Ancora un rinvio per l’udienza preliminare del processo per l’omicidio di Emanuele Scieri, il parà siracusano ucciso il 13 agosto del 1999 all’interno della caserma Gamerra di Pisa e ritrovato, tre giorni dopo, ai piedi di una torretta di asciugamento dei paracadute. Il rinvio è stato dovuto a una lettera con cui, ieri sera, uno degli imputati, l’ex caporale Alessandro Panella, ha revocato l’incarico di mandato ai propri legali difensori Marco Meoli e Tiziana Mannocci spingendoli a non presentarsi in udienza. Il gup Pietro Murano, questa mattina, ha nominato l’avvocato d’ufficio Andrea Cariello e ha fissato la nuova data al 18 giugno.

A novembre scorso si è aperta l’udienza preliminare con la procura che ha già chiesto il rinvio a giudizio per il reato di omicidio aggravato dai futili e abietti motivi. Oltre a Panella per i pm devono andare a processo anche gli ex commilitoni Luigi Zabara e Andrea Antico. Tutti e tre erano assenti oggi. Presenti, invece, i due accusati di favoreggiamentol’ex comandante della Folgore, il generale Enrico Celentano e l’allora aiutante maggiore Salvatore Romondia. «Ho scelto di farmi giudicare con il rito abbreviato – ha detto Celentano – anche se avrei preferito non essere coinvolto in alcun processo. Spero di chiudere la vicenda il prima possibile. Sono sorpreso e dispiaciuto della ricostruzione prospettata dalla procura – ha aggiunto – perché nel nostro ambiente e nella forza armata i fatti di goliardia ci sono sempre stati ma non certo quello di cui si parla in questa vicenda».

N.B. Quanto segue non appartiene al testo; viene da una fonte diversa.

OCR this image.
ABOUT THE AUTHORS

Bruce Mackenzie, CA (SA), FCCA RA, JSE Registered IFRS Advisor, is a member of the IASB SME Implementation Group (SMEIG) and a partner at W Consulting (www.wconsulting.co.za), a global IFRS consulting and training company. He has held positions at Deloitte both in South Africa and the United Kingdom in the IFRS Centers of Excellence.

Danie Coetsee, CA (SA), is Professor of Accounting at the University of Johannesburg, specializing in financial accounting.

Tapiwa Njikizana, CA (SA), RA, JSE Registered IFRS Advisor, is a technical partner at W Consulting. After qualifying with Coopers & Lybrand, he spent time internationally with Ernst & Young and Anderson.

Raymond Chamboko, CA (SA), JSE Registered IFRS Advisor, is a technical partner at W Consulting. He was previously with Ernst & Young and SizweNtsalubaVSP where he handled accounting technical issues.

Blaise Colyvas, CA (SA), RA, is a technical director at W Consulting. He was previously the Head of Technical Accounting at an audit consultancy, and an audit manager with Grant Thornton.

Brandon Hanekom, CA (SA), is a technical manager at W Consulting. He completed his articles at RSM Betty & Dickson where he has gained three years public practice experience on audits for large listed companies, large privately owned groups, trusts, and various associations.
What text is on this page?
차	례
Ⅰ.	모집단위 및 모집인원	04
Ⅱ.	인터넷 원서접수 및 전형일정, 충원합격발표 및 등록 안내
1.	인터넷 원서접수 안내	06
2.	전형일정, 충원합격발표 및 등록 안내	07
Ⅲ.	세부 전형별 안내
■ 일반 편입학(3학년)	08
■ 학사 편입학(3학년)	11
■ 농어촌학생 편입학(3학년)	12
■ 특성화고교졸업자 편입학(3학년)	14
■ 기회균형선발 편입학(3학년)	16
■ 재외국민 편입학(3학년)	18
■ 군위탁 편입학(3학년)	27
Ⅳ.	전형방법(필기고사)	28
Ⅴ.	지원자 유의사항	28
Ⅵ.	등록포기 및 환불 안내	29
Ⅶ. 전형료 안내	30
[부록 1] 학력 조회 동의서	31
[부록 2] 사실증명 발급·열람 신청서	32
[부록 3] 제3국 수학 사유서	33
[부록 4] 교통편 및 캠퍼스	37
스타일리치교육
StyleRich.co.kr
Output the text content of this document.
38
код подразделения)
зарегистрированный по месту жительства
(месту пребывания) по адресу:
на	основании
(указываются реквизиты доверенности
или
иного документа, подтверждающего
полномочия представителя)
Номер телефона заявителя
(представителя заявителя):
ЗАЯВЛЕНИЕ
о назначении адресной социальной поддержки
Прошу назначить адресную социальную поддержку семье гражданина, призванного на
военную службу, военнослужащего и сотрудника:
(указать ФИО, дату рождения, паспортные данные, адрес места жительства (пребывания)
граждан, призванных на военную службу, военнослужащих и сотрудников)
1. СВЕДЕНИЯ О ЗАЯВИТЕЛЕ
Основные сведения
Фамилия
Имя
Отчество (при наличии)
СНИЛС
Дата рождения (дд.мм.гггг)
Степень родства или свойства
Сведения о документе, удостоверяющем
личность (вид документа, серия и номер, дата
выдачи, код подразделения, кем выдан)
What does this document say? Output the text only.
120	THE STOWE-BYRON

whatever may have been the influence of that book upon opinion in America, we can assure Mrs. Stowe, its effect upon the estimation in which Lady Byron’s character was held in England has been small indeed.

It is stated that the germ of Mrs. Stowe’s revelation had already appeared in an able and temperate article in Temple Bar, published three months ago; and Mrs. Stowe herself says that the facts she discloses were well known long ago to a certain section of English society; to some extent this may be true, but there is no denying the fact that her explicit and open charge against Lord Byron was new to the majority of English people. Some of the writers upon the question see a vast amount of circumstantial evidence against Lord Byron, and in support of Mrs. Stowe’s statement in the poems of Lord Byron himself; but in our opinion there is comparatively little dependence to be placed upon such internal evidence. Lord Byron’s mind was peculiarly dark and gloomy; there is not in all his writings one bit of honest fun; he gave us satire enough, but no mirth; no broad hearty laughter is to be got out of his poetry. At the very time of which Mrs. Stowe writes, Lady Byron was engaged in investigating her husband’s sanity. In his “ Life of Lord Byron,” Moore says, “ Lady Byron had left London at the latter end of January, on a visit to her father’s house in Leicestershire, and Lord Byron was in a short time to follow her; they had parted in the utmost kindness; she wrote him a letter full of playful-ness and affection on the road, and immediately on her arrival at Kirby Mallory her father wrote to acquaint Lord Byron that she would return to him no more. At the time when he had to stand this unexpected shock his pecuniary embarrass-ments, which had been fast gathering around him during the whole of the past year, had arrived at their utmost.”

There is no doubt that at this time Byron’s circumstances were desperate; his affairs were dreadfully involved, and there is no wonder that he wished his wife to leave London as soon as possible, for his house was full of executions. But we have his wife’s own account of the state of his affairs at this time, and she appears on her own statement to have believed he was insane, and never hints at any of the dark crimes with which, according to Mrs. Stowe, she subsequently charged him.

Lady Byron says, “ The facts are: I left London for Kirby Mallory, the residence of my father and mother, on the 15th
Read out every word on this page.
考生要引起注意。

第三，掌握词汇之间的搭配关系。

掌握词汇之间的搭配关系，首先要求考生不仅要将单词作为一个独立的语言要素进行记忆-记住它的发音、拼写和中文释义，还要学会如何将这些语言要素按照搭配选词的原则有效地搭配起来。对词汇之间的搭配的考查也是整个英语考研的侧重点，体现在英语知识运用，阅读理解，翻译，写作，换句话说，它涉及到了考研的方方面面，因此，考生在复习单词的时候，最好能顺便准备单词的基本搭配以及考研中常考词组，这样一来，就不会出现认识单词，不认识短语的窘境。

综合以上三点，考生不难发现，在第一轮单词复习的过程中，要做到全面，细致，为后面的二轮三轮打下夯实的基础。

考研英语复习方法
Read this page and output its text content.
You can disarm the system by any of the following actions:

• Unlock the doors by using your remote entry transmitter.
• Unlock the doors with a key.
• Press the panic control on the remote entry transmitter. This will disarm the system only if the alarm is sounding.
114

Conosciuto per essere l’autore dello Zibaldone  una sorta di manuale assemblato con citazioni auliche e un elenco di atti di nonnismo ai quali sottomettere le reclute – l’ex ufficiale, che oggi ha 78 anni, ha diretto la Folgore dal luglio del 1997 al novembre del 1999. Durante la sua audizione davanti alla commissione parlamentare d’inchiesta sul caso, Celentano aveva raccontato che, vedendo il cadavere di Scieri «ho notato che era un po’ adiposo perché anzianotto e perché aveva praticato più lo studio che l’attività sportiva. Così, mi sono dato la spiegazione che forse aveva tentato di capire se riusciva a fare una impresa fisica ed era scivolato tentando di arrampicarsi su quella scala». Un’ipotesi che è stata scartata.

In seguito alla relazione finale della commissione d’inchiesta sul caso, la procura di Pisa ha riaperto le indagini. Poco dopo, il tribunale militare di Roma ha chiesto il trasferimento degli atti. Per un periodo, i due procedimenti sono andati avanti parallelamente. Poi è stata la prima sezione penale della Corte di Cassazione a risolvere il conflitto di giurisdizione decidendo che il caso è di competenza della sola magistratura ordinaria. Questo perché il nonnismo non è solo un fatto militare, anche se gli atti avvengono all’interno di una caserma. Inoltre, tra gli ex caporali e la vittima non c’era «nessun rapporto gerarchico-disciplinare» e, al momento dei fatti, gli autori non erano in servizio e non indossavano nemmeno la divisa. Anche Scieri si trovava in libera uscita e, quindi, in abiti civili.